Following another season in St. Paul, Alston and Montreal Royals dugout boss Clay Hopper switched managerial posts in the Dodgers system. In contrast to Hopper’s outspoken and animated style, Alston was calm and professional, which according to William Brown, in his book Baseball’s Fabulous Montreal Royals, didn’t endear him to Montreal fans. The city demanded more flair from their managers and fans found it difficult to embrace the quiet and studious Alston, who worked as a schoolteacher in the off-season.
But what he lacked in charisma, he made up for with wins. In his four seasons with the Royals from 1950 to 1953, Alston’s teams won two pennants, two Governor’s Cups, one Junior World Series and would never finish a season worse than 19 games over .500.

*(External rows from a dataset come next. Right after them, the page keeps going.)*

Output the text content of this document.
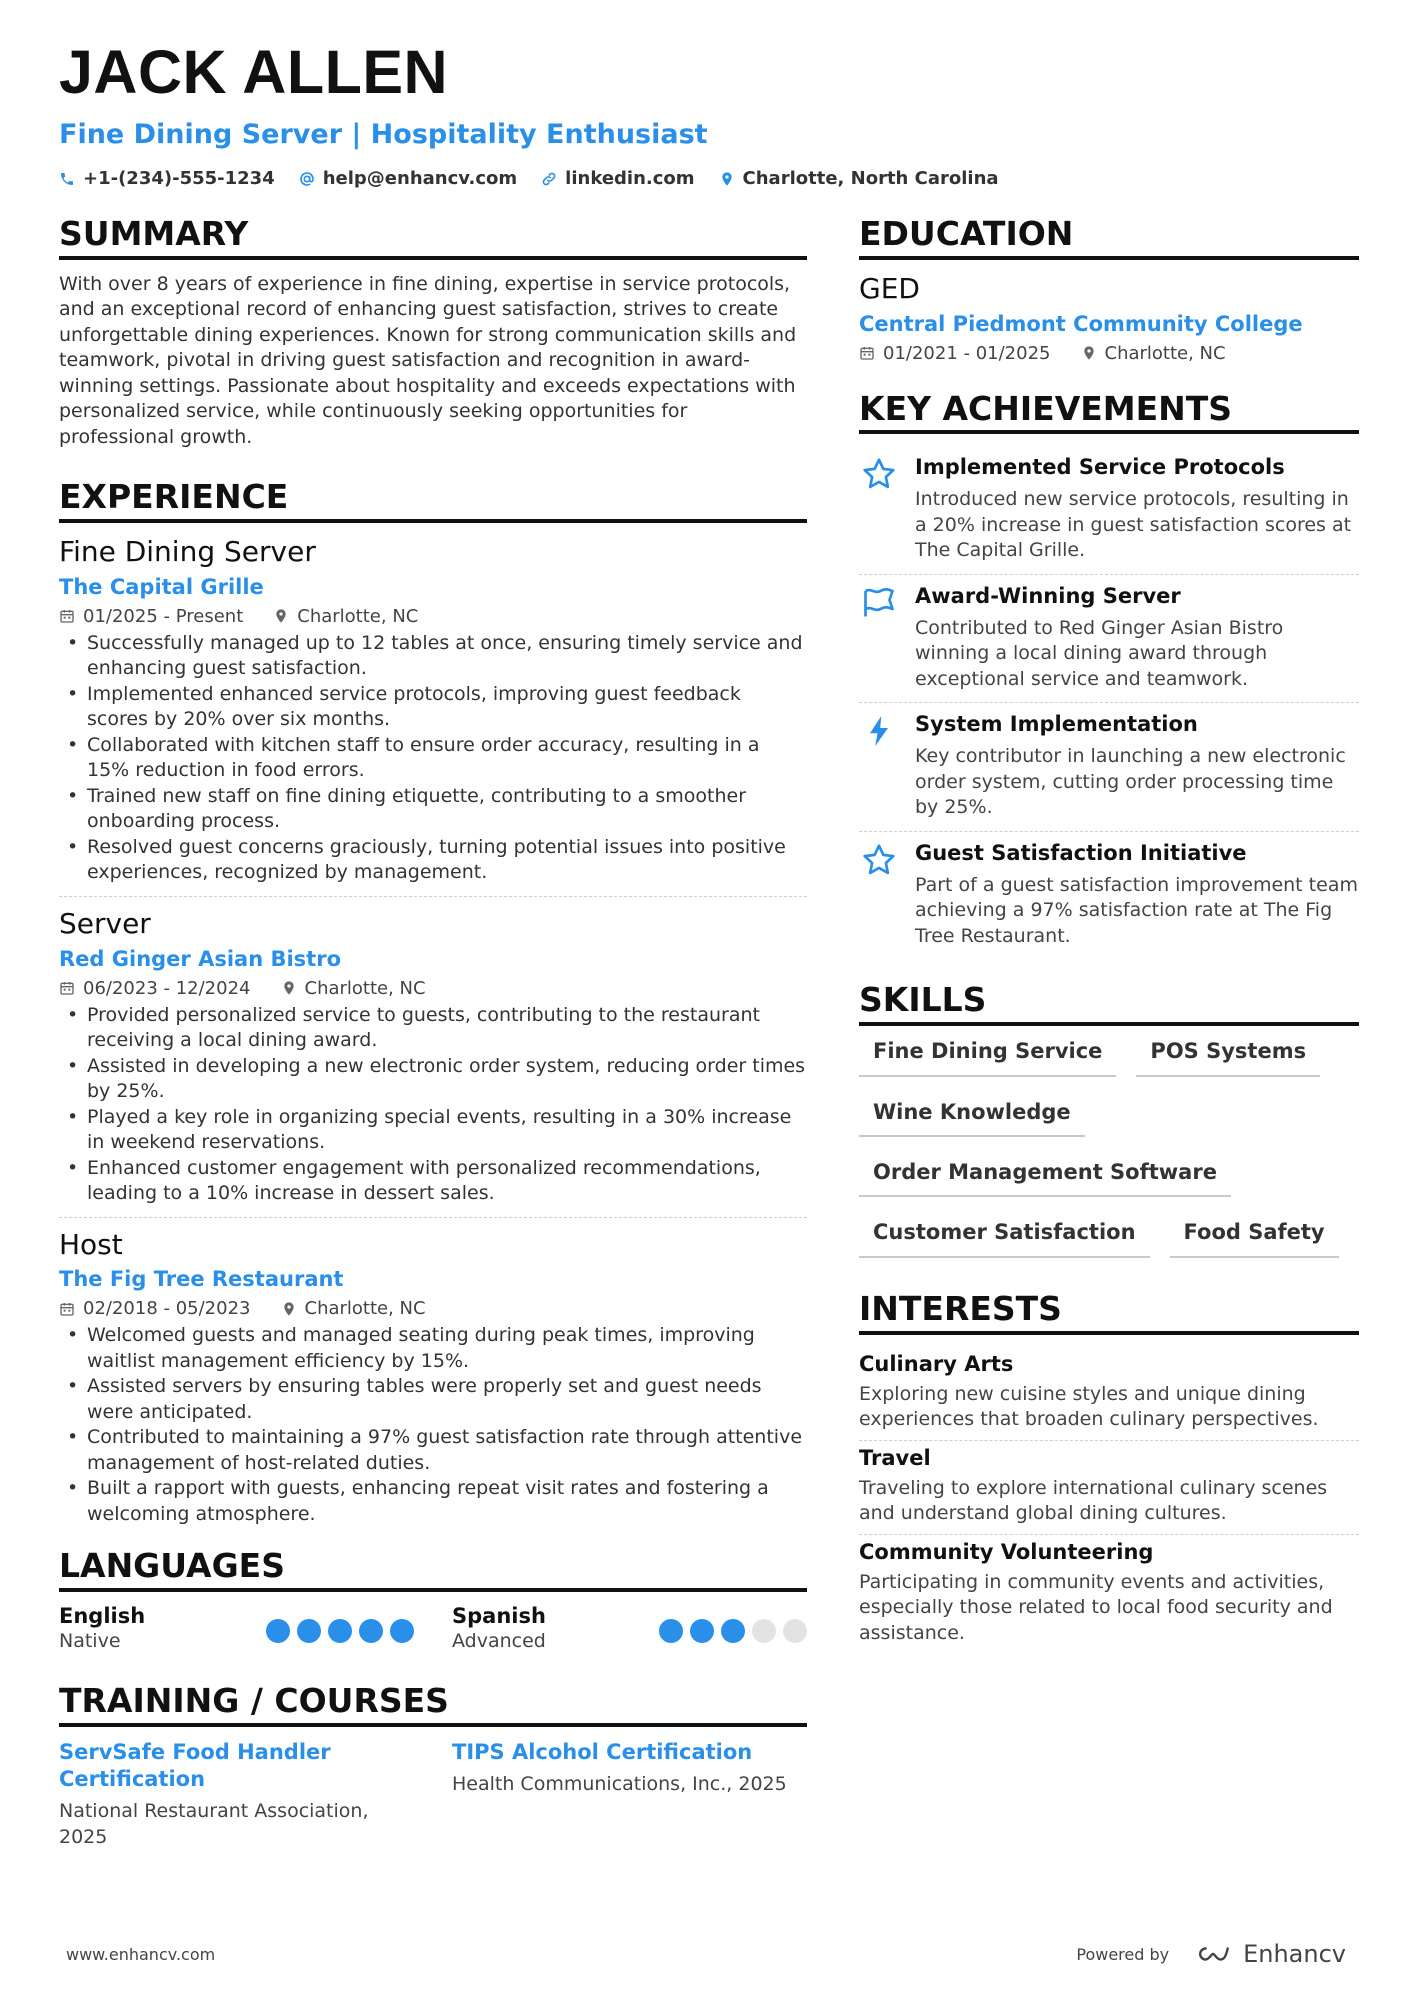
JACK ALLEN
Fine Dining Server | Hospitality Enthusiast
+1-(234)-555-1234	help@enhancv.com	linkedin.com	Charlotte, North Carolina
SUMMARY
With over 8 years of experience in fine dining, expertise in service protocols, and an exceptional record of enhancing guest satisfaction, strives to create unforgettable dining experiences. Known for strong communication skills and teamwork, pivotal in driving guest satisfaction and recognition in award-winning settings. Passionate about hospitality and exceeds expectations with personalized service, while continuously seeking opportunities for professional growth.
EXPERIENCE
Fine Dining Server
The Capital Grille
01/2025 - Present	Charlotte, NC
• Successfully managed up to 12 tables at once, ensuring timely service and enhancing guest satisfaction.
• Implemented enhanced service protocols, improving guest feedback scores by 20% over six months.
• Collaborated with kitchen staff to ensure order accuracy, resulting in a 15% reduction in food errors.
• Trained new staff on fine dining etiquette, contributing to a smoother onboarding process.
• Resolved guest concerns graciously, turning potential issues into positive experiences, recognized by management.
Server
Red Ginger Asian Bistro
06/2023 - 12/2024	Charlotte, NC
• Provided personalized service to guests, contributing to the restaurant receiving a local dining award.
• Assisted in developing a new electronic order system, reducing order times by 25%.
• Played a key role in organizing special events, resulting in a 30% increase in weekend reservations.
• Enhanced customer engagement with personalized recommendations, leading to a 10% increase in dessert sales.
Host
The Fig Tree Restaurant
02/2018 - 05/2023	Charlotte, NC
• Welcomed guests and managed seating during peak times, improving waitlist management efficiency by 15%.
• Assisted servers by ensuring tables were properly set and guest needs were anticipated.
• Contributed to maintaining a 97% guest satisfaction rate through attentive management of host-related duties.
• Built a rapport with guests, enhancing repeat visit rates and fostering a welcoming atmosphere.
LANGUAGES
English
Native
Spanish
Advanced
TRAINING / COURSES
ServSafe Food Handler Certification
National Restaurant Association, 2025
TIPS Alcohol Certification
Health Communications, Inc., 2025
EDUCATION
GED
Central Piedmont Community College
01/2021 - 01/2025	Charlotte, NC
KEY ACHIEVEMENTS
Implemented Service Protocols
Introduced new service protocols, resulting in a 20% increase in guest satisfaction scores at The Capital Grille.
Award-Winning Server
Contributed to Red Ginger Asian Bistro winning a local dining award through exceptional service and teamwork.
System Implementation
Key contributor in launching a new electronic order system, cutting order processing time by 25%.
Guest Satisfaction Initiative
Part of a guest satisfaction improvement team achieving a 97% satisfaction rate at The Fig Tree Restaurant.
SKILLS
Fine Dining Service	POS Systems
Wine Knowledge
Order Management Software
Customer Satisfaction	Food Safety
INTERESTS
Culinary Arts
Exploring new cuisine styles and unique dining experiences that broaden culinary perspectives.
Travel
Traveling to explore international culinary scenes and understand global dining cultures.
Community Volunteering
Participating in community events and activities, especially those related to local food security and assistance.
www.enhancv.com	Powered by	Enhancv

“He was the perfect manager for the Montreal club because he knew how to win and he knew how to teach young players to win,” wrote Tommy Lasorda, in his 1985 autobiography, The Artful Dodger.
Lasorda played for Alston with the Royals from 1950 to 1953 and would later coach on the legendary skipper’s big league staff.
“If you couldn’t play baseball for Walter Alston, you couldn’t play for anybody. He was as tough as any man I’ve ever known, and honest and fair,” wrote Lasorda. “In all the years, I played for him and worked for him, I never saw him belittle or embarrass a player or try to kill a player’s confidence.”
In contrast to Alston’s calm personality, however, Lasorda writes that Alston preferred a loud and loose team, and Lasorda wasn’t above playing practical jokes on his manager. One day when Alston was pitching batting practice for the Royals, Lasorda pulled a classic practical joke.
“One very hot summer’s day, we were in Syracuse to play the Chiefs. Their ball park, MacArthur Park, had a big clock on the right field fence,” recounted Lasorda in his book. “Walt was throwing and I was shagging flies – in right field. And every few pitches, when he had his back to me, I’d go over to that clock and turn its hands back a minute or two. He was sweltering. He’d throw a few pitches, turn around to look at the clock, shake his head in disbelief, wipe the sweat from his brow, and throw some more. After 45 minutes, he walked into the dugout and plopped down on the bench. ‘Boy,’ he said to Clyde King, then a pitcher with the club, ‘that was the longest 30 minutes of my life.’’’
King then told Alston what Lasorda was doing with the clock.
“It was impossible to believe that Walt was exhausted after the way he shot out of the dugout after me,” recounted Lasorda. “He chased me around the field until neither of us could run anymore.”
In 1953, Alson’s final season with the Royals, he managed a team that consisted of future big league managers – Lasorda, Dick Williams and Roy Hartsfield – to a Junior World Series title.
His success in Montreal earned him the manager’s job with the Brooklyn Dodgers in 1954. After managing Brooklyn to their only World Series title in 1955, he led the Dodgers to three more championships (1959, 1963, 1965) in Los Angeles. In all, he piloted the Dodgers for 23 seasons, on 23 one-year contracts. When he retired after the 1976 campaign, he had recorded 2,040 wins, which now ranks him ninth on the all-time list. For his efforts, he was elected to the National Baseball Hall of Fame in 1983. Alston passed away on October 1 the following year.